É claro que isto são conceitos impopulares e difíceis de promover junto do grande público mas a realidade é mesmo esta. Usar o carro dentro da cidade tem externalidades negativas associadas, e por isso, quem o quiser fazer tem de estar disposto a pagar por elas. Não quero demonizar nada nem ninguém, as pessoas são livres de se deslocarem como quiserem. Simplesmente têm de estar dispostas a pagar o preço disso.

Photo : Mário Rui André/Lisbon For People

Restruturação das ciclovias e fim da polémica Almirante Reis

As ciclovias foram tema central da campanha autárquica e Carlos Moedas promete uma restruturação desta nova rede ciclável da cidade. É verdade que o modelo pop-up e a pressa em implementar algumas ciclovias levaram a projetos mais feitos “em cima do joelho” com qualidade técnica questionável mas é importante salientar que apesar disso, foram feitos progressos significativos.

Quebrou-se finalmente o estigma de que é impossível implementar ciclovias em massa em Lisboa pelo facto da cidade não ser totalmente plana. Atraíram-se muitos novos utilizadores para este modo de transporte, utilizadores que passam a deixar o carro em casa ou deixam mais espaço disponível nos transportes públicos.

Continuar a implementação de uma rede ciclável é absolutamente fundamental para resolver os problemas de mobilidade da cidade e nunca em circunstância alguma, uma ciclovia deve ser eliminada sem ser devidamente substituída. Por muito mediática que seja.

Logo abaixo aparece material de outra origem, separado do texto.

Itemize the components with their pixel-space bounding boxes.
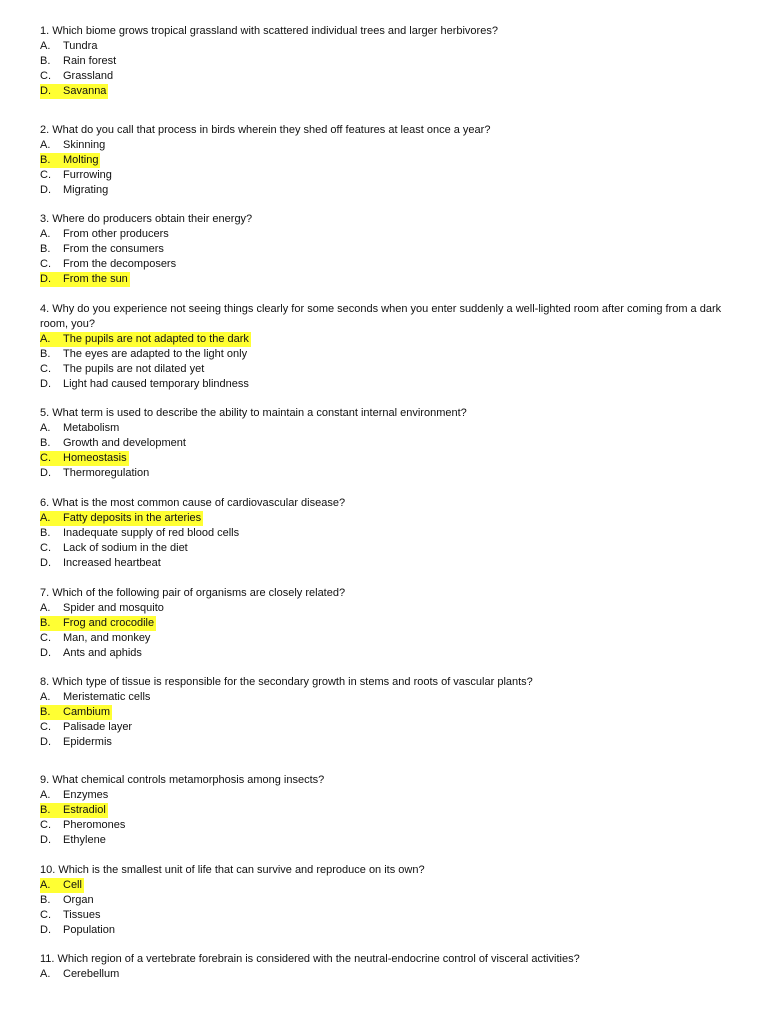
answer-choice	[40, 908, 103, 923]
answer-option	[40, 616, 750, 631]
option-letter: D.	[40, 557, 51, 569]
option-letter: C.	[40, 70, 51, 82]
question-block	[40, 952, 750, 982]
option-letter: C.	[40, 542, 51, 554]
option-text: Metabolism	[63, 422, 120, 434]
option-text: Palisade layer	[63, 721, 133, 733]
option-text: Frog and crocodile	[63, 617, 155, 629]
question-block	[40, 863, 750, 938]
answer-option	[40, 803, 750, 818]
option-letter: A.	[40, 968, 51, 980]
option-letter: D.	[40, 273, 51, 285]
question-text: 5. What term is used to describe the ability to maintain a constant internal environment?	[40, 407, 467, 419]
answer-option	[40, 788, 750, 803]
option-text: Man, and monkey	[63, 632, 151, 644]
question-text: 9. What chemical controls metamorphosis among insects?	[40, 774, 325, 786]
highlighted-answer	[40, 332, 251, 347]
option-text: The pupils are not adapted to the dark	[63, 333, 249, 345]
answer-option	[40, 377, 750, 392]
answer-option	[40, 631, 750, 646]
answer-option	[40, 54, 750, 69]
answer-option	[40, 332, 750, 347]
option-letter: A.	[40, 789, 51, 801]
question-text: 11. Which region of a vertebrate forebrain is considered with the neutral-endocrine control of visceral activities?	[40, 953, 580, 965]
option-text: Tissues	[63, 909, 101, 921]
option-letter: C.	[40, 258, 51, 270]
option-text: Population	[63, 924, 115, 936]
option-text: Molting	[63, 154, 99, 166]
option-text: Tundra	[63, 40, 98, 52]
option-text: Inadequate supply of red blood cells	[63, 527, 240, 539]
option-text: The pupils are not dilated yet	[63, 363, 205, 375]
answer-option	[40, 818, 750, 833]
option-letter: A.	[40, 879, 51, 891]
option-text: Lack of sodium in the diet	[63, 542, 188, 554]
answer-choice	[40, 601, 166, 616]
option-letter: C.	[40, 452, 51, 464]
answer-option	[40, 272, 750, 287]
answer-option	[40, 893, 750, 908]
answer-option	[40, 908, 750, 923]
option-text: Rain forest	[63, 55, 117, 67]
highlighted-answer	[40, 84, 108, 99]
answer-choice	[40, 436, 188, 451]
question-text: 4. Why do you experience not seeing things clearly for some seconds when you enter suddenly a well-lighted room after coming from a dark room, you?	[40, 303, 722, 330]
answer-option	[40, 153, 750, 168]
answer-option	[40, 242, 750, 257]
answer-option	[40, 923, 750, 938]
answer-choice	[40, 421, 121, 436]
answer-option	[40, 257, 750, 272]
question-text: 10. Which is the smallest unit of life that can survive and reproduce on its own?	[40, 864, 425, 876]
option-letter: A.	[40, 512, 51, 524]
option-letter: B.	[40, 527, 51, 539]
answer-choice	[40, 818, 127, 833]
highlighted-answer	[40, 878, 84, 893]
answer-option	[40, 601, 750, 616]
option-text: Homeostasis	[63, 452, 127, 464]
option-text: Cerebellum	[63, 968, 120, 980]
option-letter: A.	[40, 602, 51, 614]
answer-choice	[40, 631, 152, 646]
answer-option	[40, 466, 750, 481]
highlighted-answer	[40, 511, 203, 526]
option-text: Grassland	[63, 70, 114, 82]
answer-choice	[40, 893, 96, 908]
option-text: Estradiol	[63, 804, 106, 816]
question-text: 1. Which biome grows tropical grassland with scattered individual trees and larger herbivores?	[40, 25, 498, 37]
highlighted-answer	[40, 803, 108, 818]
answer-option	[40, 84, 750, 99]
highlighted-answer	[40, 272, 130, 287]
answer-choice	[40, 138, 107, 153]
option-letter: D.	[40, 85, 51, 97]
option-letter: B.	[40, 243, 51, 255]
option-letter: C.	[40, 169, 51, 181]
option-letter: B.	[40, 894, 51, 906]
option-text: Savanna	[63, 85, 107, 97]
option-letter: A.	[40, 40, 51, 52]
question-block	[40, 496, 750, 571]
option-letter: B.	[40, 437, 51, 449]
option-letter: B.	[40, 804, 51, 816]
option-letter: C.	[40, 819, 51, 831]
answer-choice	[40, 690, 152, 705]
answer-choice	[40, 242, 166, 257]
question-block	[40, 302, 750, 392]
question-block	[40, 123, 750, 198]
answer-option	[40, 362, 750, 377]
answer-option	[40, 511, 750, 526]
option-text: From the consumers	[63, 243, 164, 255]
option-letter: B.	[40, 617, 51, 629]
answer-option	[40, 556, 750, 571]
option-letter: B.	[40, 154, 51, 166]
answer-option	[40, 690, 750, 705]
option-letter: C.	[40, 909, 51, 921]
option-text: Light had caused temporary blindness	[63, 378, 249, 390]
answer-choice	[40, 735, 114, 750]
answer-choice	[40, 556, 163, 571]
answer-option	[40, 451, 750, 466]
answer-option	[40, 526, 750, 541]
option-text: Ethylene	[63, 834, 106, 846]
question-block	[40, 586, 750, 661]
option-letter: D.	[40, 736, 51, 748]
option-text: Increased heartbeat	[63, 557, 161, 569]
option-letter: D.	[40, 834, 51, 846]
answer-choice	[40, 833, 108, 848]
answer-choice	[40, 362, 206, 377]
option-letter: A.	[40, 228, 51, 240]
option-text: Cell	[63, 879, 82, 891]
answer-choice	[40, 183, 110, 198]
answer-option	[40, 227, 750, 242]
option-letter: C.	[40, 363, 51, 375]
answer-option	[40, 705, 750, 720]
option-text: Cambium	[63, 706, 111, 718]
answer-option	[40, 138, 750, 153]
option-text: Spider and mosquito	[63, 602, 164, 614]
option-letter: A.	[40, 691, 51, 703]
question-block	[40, 212, 750, 287]
question-block	[40, 24, 750, 99]
option-letter: C.	[40, 632, 51, 644]
option-text: Skinning	[63, 139, 106, 151]
answer-choice	[40, 526, 241, 541]
option-letter: B.	[40, 706, 51, 718]
option-text: Growth and development	[63, 437, 186, 449]
answer-choice	[40, 923, 117, 938]
option-letter: B.	[40, 55, 51, 67]
answer-option	[40, 39, 750, 54]
answer-option	[40, 69, 750, 84]
option-letter: A.	[40, 422, 51, 434]
answer-choice	[40, 257, 178, 272]
question-block	[40, 773, 750, 848]
answer-option	[40, 833, 750, 848]
option-text: Pheromones	[63, 819, 126, 831]
answer-choice	[40, 646, 144, 661]
answer-choice	[40, 69, 115, 84]
option-letter: A.	[40, 139, 51, 151]
option-letter: C.	[40, 721, 51, 733]
option-text: Enzymes	[63, 789, 109, 801]
answer-option	[40, 347, 750, 362]
answer-option	[40, 436, 750, 451]
question-text: 2. What do you call that process in birds wherein they shed off features at least once a year?	[40, 124, 491, 136]
option-text: Thermoregulation	[63, 467, 150, 479]
option-letter: D.	[40, 647, 51, 659]
option-letter: D.	[40, 467, 51, 479]
highlighted-answer	[40, 451, 129, 466]
answer-option	[40, 646, 750, 661]
question-text: 3. Where do producers obtain their energy?	[40, 213, 253, 225]
answer-choice	[40, 168, 114, 183]
option-text: Meristematic cells	[63, 691, 151, 703]
answer-option	[40, 878, 750, 893]
question-text: 6. What is the most common cause of cardiovascular disease?	[40, 497, 346, 509]
answer-option	[40, 183, 750, 198]
option-text: From the decomposers	[63, 258, 177, 270]
answer-option	[40, 967, 750, 982]
answer-choice	[40, 377, 251, 392]
answer-choice	[40, 54, 118, 69]
option-letter: D.	[40, 184, 51, 196]
answer-choice	[40, 720, 134, 735]
answer-choice	[40, 466, 151, 481]
highlighted-answer	[40, 705, 112, 720]
question-block	[40, 675, 750, 750]
option-text: Organ	[63, 894, 94, 906]
option-letter: D.	[40, 378, 51, 390]
option-letter: D.	[40, 924, 51, 936]
highlighted-answer	[40, 153, 100, 168]
option-text: From the sun	[63, 273, 128, 285]
answer-option	[40, 168, 750, 183]
answer-choice	[40, 541, 190, 556]
option-letter: A.	[40, 333, 51, 345]
answer-choice	[40, 967, 121, 982]
answer-choice	[40, 347, 249, 362]
option-text: Furrowing	[63, 169, 112, 181]
answer-choice	[40, 39, 99, 54]
answer-choice	[40, 788, 110, 803]
answer-option	[40, 421, 750, 436]
option-text: Migrating	[63, 184, 109, 196]
option-text: The eyes are adapted to the light only	[63, 348, 248, 360]
option-text: Fatty deposits in the arteries	[63, 512, 202, 524]
answer-choice	[40, 227, 171, 242]
answer-option	[40, 720, 750, 735]
option-text: From other producers	[63, 228, 169, 240]
question-text: 7. Which of the following pair of organisms are closely related?	[40, 587, 346, 599]
option-letter: B.	[40, 348, 51, 360]
question-block	[40, 406, 750, 481]
answer-option	[40, 541, 750, 556]
option-text: Epidermis	[63, 736, 112, 748]
option-text: Ants and aphids	[63, 647, 142, 659]
question-text: 8. Which type of tissue is responsible for the secondary growth in stems and roots of vascular plants?	[40, 676, 533, 688]
answer-option	[40, 735, 750, 750]
highlighted-answer	[40, 616, 156, 631]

Não posso deixar de notar que o discurso de Carlos Moedas face às ciclovias é um pouco utópico, dando a entender que é possível um equilíbrio perfeito de espaço em que todos saem felizes. Todavia, o espaço nas nossas ruas não é infinito. Para se criarem novas alternativas de mobilidade, alguma parte tem de ser sacrificada. Tendo em conta que os passeios não são uma opção, a única alternativa em muitas artérias da cidade, é retirar espaço aos carros. Mais uma vez, uma medida impopular mas fundamental. Não há almoços grátis…

Soterramento da Linha de Cascais entre Algés e o Cais do Sodré

Esta medida, na verdade, é tudo menos nova. Pelo contrário, a ideia de soterrar a Linha de Cascais não só é bastante antiga como era também partilhada pelo presidente cessante, Fernando Medina.

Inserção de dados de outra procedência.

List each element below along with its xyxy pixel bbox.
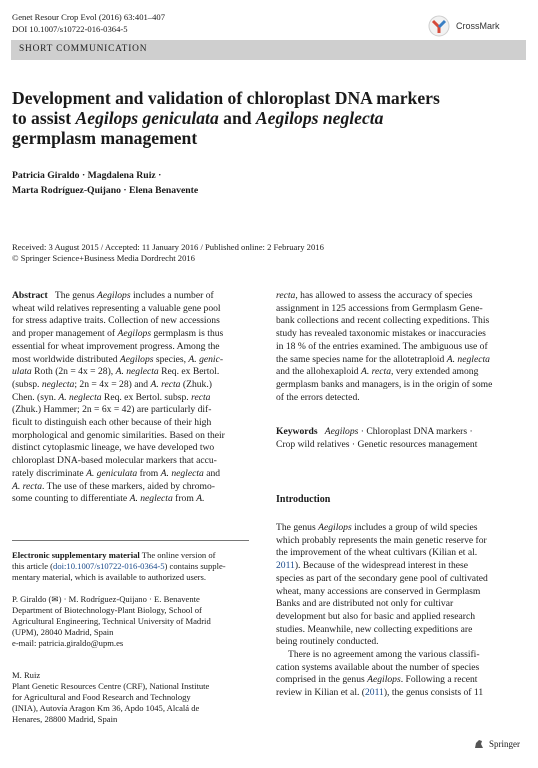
abstract-line: (subsp. neglecta; 2n = 4x = 28) and A. recta (Zhuk.) xyxy=(12,378,212,390)
abstract-line: ficult to distinguish each other because of their high xyxy=(12,417,212,429)
title-species-2: Aegilops neglecta xyxy=(255,108,384,128)
copyright-line: © Springer Science+Business Media Dordrecht 2016 xyxy=(12,253,195,263)
abstract-line: ulata Roth (2n = 4x = 28), A. neglecta Req. ex Bertol. xyxy=(12,366,220,378)
journal-header xyxy=(12,12,165,35)
intro-line: wheat, many accessions are conserved in Germplasm xyxy=(276,585,481,597)
abstract-heading: Abstract xyxy=(12,290,48,301)
intro-line: being routinely conducted. xyxy=(276,636,379,648)
doi-line[interactable]: DOI 10.1007/s10722-016-0364-5 xyxy=(12,23,128,34)
affil-line: M. Ruiz xyxy=(12,670,41,680)
abstract-line: most worldwide distributed Aegilops species, A. genic- xyxy=(12,353,224,365)
keywords-line-2: Crop wild relatives · Genetic resources management xyxy=(276,438,478,450)
title-line-1: Development and validation of chloroplast DNA markers xyxy=(12,88,440,108)
intro-line: studies. Meanwhile, new collecting expeditions are xyxy=(276,623,473,635)
abstract-line: essential for wheat improvement progress. Among the xyxy=(12,340,220,352)
email-link[interactable]: e-mail: patricia.giraldo@upm.es xyxy=(12,638,124,648)
intro-line: which probably represents the main genetic reserve for xyxy=(276,534,487,546)
abstract-line: morphological and genomic similarities. Based on their xyxy=(12,429,225,441)
intro-line: comprised in the genus Aegilops. Following a recent xyxy=(276,674,478,686)
affil-line: Department of Biotechnology-Plant Biology, School of xyxy=(12,605,202,615)
citation-link[interactable]: 2011 xyxy=(364,687,384,699)
abstract-line: study has revealed taxonomic mistakes or inaccuracies xyxy=(276,328,486,340)
abstract-line: in 18 % of the entries examined. The ambiguous use of xyxy=(276,340,488,352)
publisher-name: Springer xyxy=(489,739,520,749)
affil-line: for Agricultural and Food Research and Technology xyxy=(12,692,191,702)
publication-dates xyxy=(12,242,512,264)
abstract-line: recta, has allowed to assess the accuracy of species xyxy=(276,290,473,301)
authors-line-2: Marta Rodríguez-Quijano · Elena Benavente xyxy=(12,185,199,196)
abstract-line: bank collections and recent collecting expeditions. This xyxy=(276,315,490,327)
intro-line: cation systems available about the number of species xyxy=(276,661,480,673)
affil-line: (INIA), Autovía Aragon Km 36, Apdo 1045, Alcalá de xyxy=(12,703,200,713)
crossmark-icon xyxy=(428,15,450,37)
keywords-heading: Keywords xyxy=(276,426,318,437)
affil-line: P. Giraldo (✉) · M. Rodríguez-Quijano · E. Benavente xyxy=(12,594,200,604)
abstract-right-column xyxy=(276,290,515,404)
citation-link[interactable]: 2011 xyxy=(276,560,295,572)
authors-line-1: Patricia Giraldo · Magdalena Ruiz · xyxy=(12,170,162,181)
esm-heading: Electronic supplementary material xyxy=(12,550,140,560)
abstract-left-column xyxy=(12,290,249,506)
abstract-line: for stress adaptive traits. Collection of new accessions xyxy=(12,315,220,327)
title-line-2 xyxy=(12,108,492,128)
intro-line: Banks and are distributed not only for cultivar xyxy=(276,598,454,610)
abstract-line: germplasm banks and managers, is in the origin of some xyxy=(276,378,493,390)
intro-line: the improvement of the wheat cultivars (Kilian et al. xyxy=(276,547,478,559)
esm-text: The online version of xyxy=(141,550,216,560)
article-type-label: SHORT COMMUNICATION xyxy=(19,44,148,54)
title-text: and xyxy=(218,108,256,128)
footnote-divider xyxy=(12,540,249,541)
title-line-3: germplasm management xyxy=(12,128,198,148)
affiliation-1 xyxy=(12,594,249,649)
abstract-line: wheat wild relatives representing a valuable gene pool xyxy=(12,302,221,314)
abstract-line: and proper management of Aegilops germplasm is thus xyxy=(12,328,224,340)
article-type-banner xyxy=(11,40,526,60)
esm-line-2: this article (doi:10.1007/s10722-016-0364-5) contains supple- xyxy=(12,561,226,571)
title-species-1: Aegilops geniculata xyxy=(75,108,219,128)
intro-line: species as part of the secondary gene pool of cultivated xyxy=(276,572,488,584)
esm-note xyxy=(12,550,249,583)
abstract-line: and the allohexaploid A. recta, very extended among xyxy=(276,366,479,378)
esm-line-3: mentary material, which is available to authorized users. xyxy=(12,572,207,582)
abstract-line: some counting to differentiate A. neglecta from A. xyxy=(12,493,205,505)
crossmark-badge[interactable] xyxy=(428,12,524,40)
abstract-line: the same species name for the allotetraploid A. neglecta xyxy=(276,353,490,365)
abstract-line: (Zhuk.) Hammer; 2n = 6x = 42) are particularly dif- xyxy=(12,404,212,416)
springer-horse-icon xyxy=(473,738,485,750)
journal-citation: Genet Resour Crop Evol (2016) 63:401–407 xyxy=(12,12,165,22)
introduction-body xyxy=(276,522,515,700)
publisher-logo xyxy=(473,738,520,750)
affiliation-2 xyxy=(12,670,249,725)
abstract-line: chloroplast DNA-based molecular markers that accu- xyxy=(12,455,217,467)
article-title xyxy=(12,88,492,148)
affil-line: Plant Genetic Resources Centre (CRF), National Institute xyxy=(12,681,210,691)
crossmark-label: CrossMark xyxy=(456,21,500,31)
keywords-block xyxy=(276,426,515,451)
keywords-line-1: Keywords Aegilops · Chloroplast DNA markers · xyxy=(276,426,473,437)
affil-line: (UPM), 28040 Madrid, Spain xyxy=(12,627,114,637)
introduction-heading: Introduction xyxy=(276,494,331,505)
abstract-line: distinct cytoplasmic lineage, we have developed two xyxy=(12,442,215,454)
affil-line: Henares, 28800 Madrid, Spain xyxy=(12,714,118,724)
history-dates: Received: 3 August 2015 / Accepted: 11 January 2016 / Published online: 2 February 2016 xyxy=(12,242,324,252)
intro-line: 2011). Because of the widespread interest in these xyxy=(276,560,468,572)
abstract-line: assignment in 125 accessions from Germplasm Gene- xyxy=(276,302,483,314)
abstract-line: rately discriminate A. geniculata from A. neglecta and xyxy=(12,467,221,479)
intro-line: development but also for basic and applied research xyxy=(276,610,475,622)
intro-line: There is no agreement among the various classifi- xyxy=(288,649,480,661)
esm-line-1 xyxy=(12,550,249,561)
intro-line: The genus Aegilops includes a group of wild species xyxy=(276,522,478,533)
abstract-line: A. recta. The use of these markers, aided by chromo- xyxy=(12,480,216,492)
abstract-line: Abstract The genus Aegilops includes a number of xyxy=(12,290,214,301)
intro-line: review in Kilian et al. (2011), the genus consists of 11 xyxy=(276,687,484,699)
abstract-line: Chen. (syn. A. neglecta Req. ex Bertol. subsp. recta xyxy=(12,391,211,403)
title-text: to assist xyxy=(12,108,76,128)
author-list xyxy=(12,168,372,198)
abstract-line: of the errors detected. xyxy=(276,391,360,403)
affil-line: Agricultural Engineering, Technical University of Madrid xyxy=(12,616,211,626)
doi-link[interactable]: doi:10.1007/s10722-016-0364-5 xyxy=(53,561,165,571)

É inegável que a presença da Linha de Cascais na frente de rio tem sido um entrave à requalificação profunda de toda a zona ribeirinha, quer seja o espaço pedonal, quer sejam as múltiplas avenidas que nela circulam. As avenidas também estorvam é verdade, mas avenidas são fáceis de mudar e acima de tudo, podem ser atravessadas a nível com passadeiras e semáforos. Uma linha de comboio não.

Eu, acérrimo defensor da ferrovia, aqui admito que soterrar a Linha de Cascais seria um projeto com um potencial tremendo para Lisboa. Mas agora passemos à “parte chata” desta história.

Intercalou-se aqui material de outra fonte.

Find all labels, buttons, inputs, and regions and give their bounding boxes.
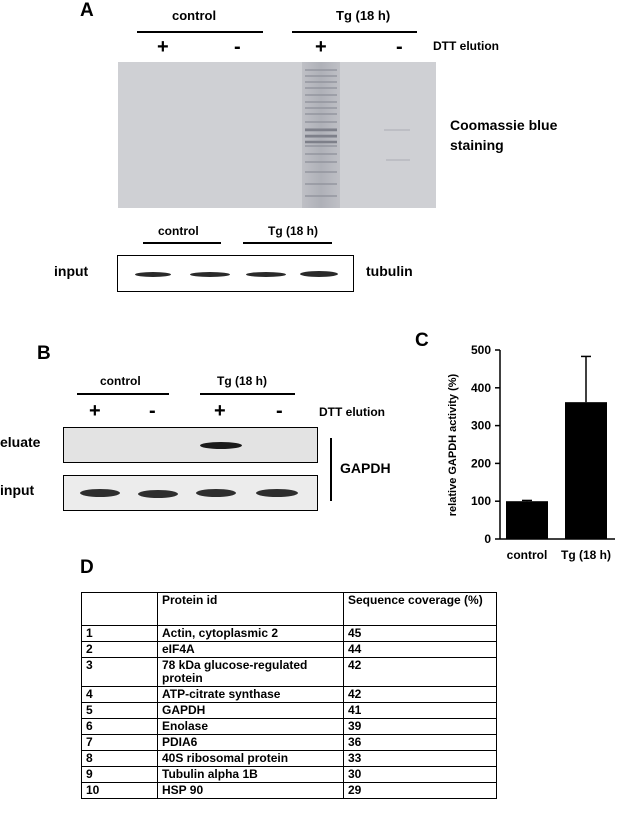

Soterrar a Linha de Cascais entre o Cais do Sodré e Algés seria caro. Muito caro. Algumas estimativas apontam para um custo a rondar os 800 milhões de euros, muito acima do que a Câmara de Lisboa poderá comportar sem se endividar consideravelmente. Tendo em conta que esta obra não traria quaisquer benefícios para a eficiência do sistema de transportes e que se trata acima de tudo de uma obra de cariz urbanístico, não terá direito a financiamento comunitário, e na minha opinião, nem deveria ter qualquer comparticipação do Estado Central. Se a Câmara quer enterrar a Linha, que pague o custo.

E os problemas não se ficam pelo custo. A Linha de Cascais está a sofrer uma modernização profunda ao abrigo do programa Ferrovia 2020, o que significa que soterrar a linha agora seria desperdiçar milhões de euros de investimento.

Nem vou levar a sério qualquer proposta de se remover definitivamente a Linha entre Alcântara e o Cais do Sodré e substitui-la por um metro ligeiro com uma fração da capacidade do comboio. O Cais do Sodré é a estação ferroviária com maior movimento no país, um importantíssimo interface de transportes que só verá a sua importância reforçada com a expansão do Metropolitano em curso. É simplesmente impensável remover a Linha.


Tomás Ribeiro é estudante de Engenharia Civil no Instituto Superior Técnico, interessado em transportes, mobilidade e urbanismo.